Blue poison frogs are naturally found in the Sipaliwini District of Surinam.
Blue poison frogs are predominantly blue in coloration with small black spots on their dorsum. Their “hunch-back” appearance is another of their recognizable characteristics. As a group, these frogs are known for their toxic skin secretions. This is not a problem with captive raised specimens or animals that have spent considerable time in captivity, as the toxins of wild animals are produced not by the frog, but by the ants that comprise their natural diet. Blue poison frogs lay their eggs on land, usually in a mossy area. Typically, these frogs live four to six years in the wild, but can live much longer in captivity provided with the proper conditions.

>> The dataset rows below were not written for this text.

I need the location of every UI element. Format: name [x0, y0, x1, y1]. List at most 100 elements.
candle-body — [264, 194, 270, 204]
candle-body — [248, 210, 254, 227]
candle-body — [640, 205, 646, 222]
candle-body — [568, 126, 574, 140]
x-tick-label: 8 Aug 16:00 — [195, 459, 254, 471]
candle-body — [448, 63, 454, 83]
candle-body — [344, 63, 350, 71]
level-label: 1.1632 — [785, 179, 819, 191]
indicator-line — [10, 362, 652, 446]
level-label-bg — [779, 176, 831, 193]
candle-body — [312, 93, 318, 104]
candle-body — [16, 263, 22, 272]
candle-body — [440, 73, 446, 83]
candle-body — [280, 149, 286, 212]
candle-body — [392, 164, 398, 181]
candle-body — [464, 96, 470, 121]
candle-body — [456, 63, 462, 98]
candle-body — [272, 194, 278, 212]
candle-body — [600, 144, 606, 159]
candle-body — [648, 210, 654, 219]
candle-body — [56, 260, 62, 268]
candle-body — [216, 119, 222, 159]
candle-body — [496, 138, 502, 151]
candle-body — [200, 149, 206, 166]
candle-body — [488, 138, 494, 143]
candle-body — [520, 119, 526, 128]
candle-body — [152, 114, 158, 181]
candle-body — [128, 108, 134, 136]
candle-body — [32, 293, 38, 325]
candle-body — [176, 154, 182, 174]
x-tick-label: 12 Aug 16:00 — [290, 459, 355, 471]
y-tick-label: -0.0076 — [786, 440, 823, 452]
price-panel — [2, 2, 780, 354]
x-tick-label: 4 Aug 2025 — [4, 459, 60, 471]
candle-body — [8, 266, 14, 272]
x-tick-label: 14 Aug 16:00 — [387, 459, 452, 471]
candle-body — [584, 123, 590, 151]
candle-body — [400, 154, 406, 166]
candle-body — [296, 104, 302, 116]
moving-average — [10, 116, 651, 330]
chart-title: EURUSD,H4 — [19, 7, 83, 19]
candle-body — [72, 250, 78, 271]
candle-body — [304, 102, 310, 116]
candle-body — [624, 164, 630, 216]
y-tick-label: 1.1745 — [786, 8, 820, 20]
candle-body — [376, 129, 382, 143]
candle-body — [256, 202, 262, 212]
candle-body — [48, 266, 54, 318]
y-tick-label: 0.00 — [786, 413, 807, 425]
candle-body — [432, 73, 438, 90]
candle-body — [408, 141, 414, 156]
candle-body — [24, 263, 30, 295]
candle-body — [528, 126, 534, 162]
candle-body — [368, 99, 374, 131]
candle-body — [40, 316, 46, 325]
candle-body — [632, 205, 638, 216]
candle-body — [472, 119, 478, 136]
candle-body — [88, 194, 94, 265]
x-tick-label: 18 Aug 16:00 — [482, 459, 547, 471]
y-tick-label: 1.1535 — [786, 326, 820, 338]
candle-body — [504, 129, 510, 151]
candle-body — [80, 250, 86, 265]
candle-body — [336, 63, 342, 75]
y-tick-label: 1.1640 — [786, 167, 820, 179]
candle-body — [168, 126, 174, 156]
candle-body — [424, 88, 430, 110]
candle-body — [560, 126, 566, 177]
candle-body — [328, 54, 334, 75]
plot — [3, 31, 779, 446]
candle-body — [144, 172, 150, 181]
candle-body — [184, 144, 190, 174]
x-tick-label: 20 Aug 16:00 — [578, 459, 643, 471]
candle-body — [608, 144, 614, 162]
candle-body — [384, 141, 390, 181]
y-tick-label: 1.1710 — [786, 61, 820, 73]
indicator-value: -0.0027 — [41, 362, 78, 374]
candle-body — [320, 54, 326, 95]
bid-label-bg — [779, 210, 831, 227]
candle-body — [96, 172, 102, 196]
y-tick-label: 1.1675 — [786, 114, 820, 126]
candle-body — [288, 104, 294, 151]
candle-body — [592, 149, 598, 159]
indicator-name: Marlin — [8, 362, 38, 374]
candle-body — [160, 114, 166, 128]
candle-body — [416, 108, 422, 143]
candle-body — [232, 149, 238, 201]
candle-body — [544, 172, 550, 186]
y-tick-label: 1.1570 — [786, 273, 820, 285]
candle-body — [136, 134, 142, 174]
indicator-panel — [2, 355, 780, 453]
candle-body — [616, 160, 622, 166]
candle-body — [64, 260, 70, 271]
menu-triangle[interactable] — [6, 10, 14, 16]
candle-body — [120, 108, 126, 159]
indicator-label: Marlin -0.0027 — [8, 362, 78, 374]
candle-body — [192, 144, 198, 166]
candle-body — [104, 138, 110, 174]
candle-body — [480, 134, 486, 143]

Blue poison frogs can be easily kept in captivity, when provided with a few basic requirements. A variety of substrates will suit the needs of these frogs, including everything from simple paper toweling to more natural substrates, such as peat or green moss, coco coir, or a mixture of coco coir and orchid bark. It is important to have a drainage layer at the bottom of the enclosure, which can be made using either pea gravel or LECA (expanded clay pellets), and then covering this with fiberglass window screening to prevent the finer substrate from filling the gaps in the drainage layer. Suitable plants include philodendron, pothos, bromeliads, and other low-growing plants. The substrate should be covered to give the frogs ample hiding places within the environment. This can be accomplished using large magnolia or oak leaves, or by growing pillow moss on the surface of the substrate. Dechlorinated tap water or spring water should be used to mist the enclosure. It is important to have a shallow water dish or area, but keep in mid that these frogs are poor swimmers and the water level should not be higher than three-quarters of the standing height of the frogs. Also, females are very aggressive, so it is generally recommended that no more than a pair be maintained in a given enclosure. A standard 20 gallon aquarium will suit the needs of an adult pair of blue poison frogs. Temperatures in the mid-70s degrees Fahrenheit work well with this species.
Because of their small size, smaller prey items are necessary. Fruit flies, pinhead crickets, termites, aphids and other small non-toxic food items make up an adequate captive diet for this species. Food items should be dusted with a vitamin/mineral supplement once weekly for adult frogs and at every other feeding for young, growing frogs. These active diurnal frogs should be fed three to four times weekly for adults and daily for growing frogs.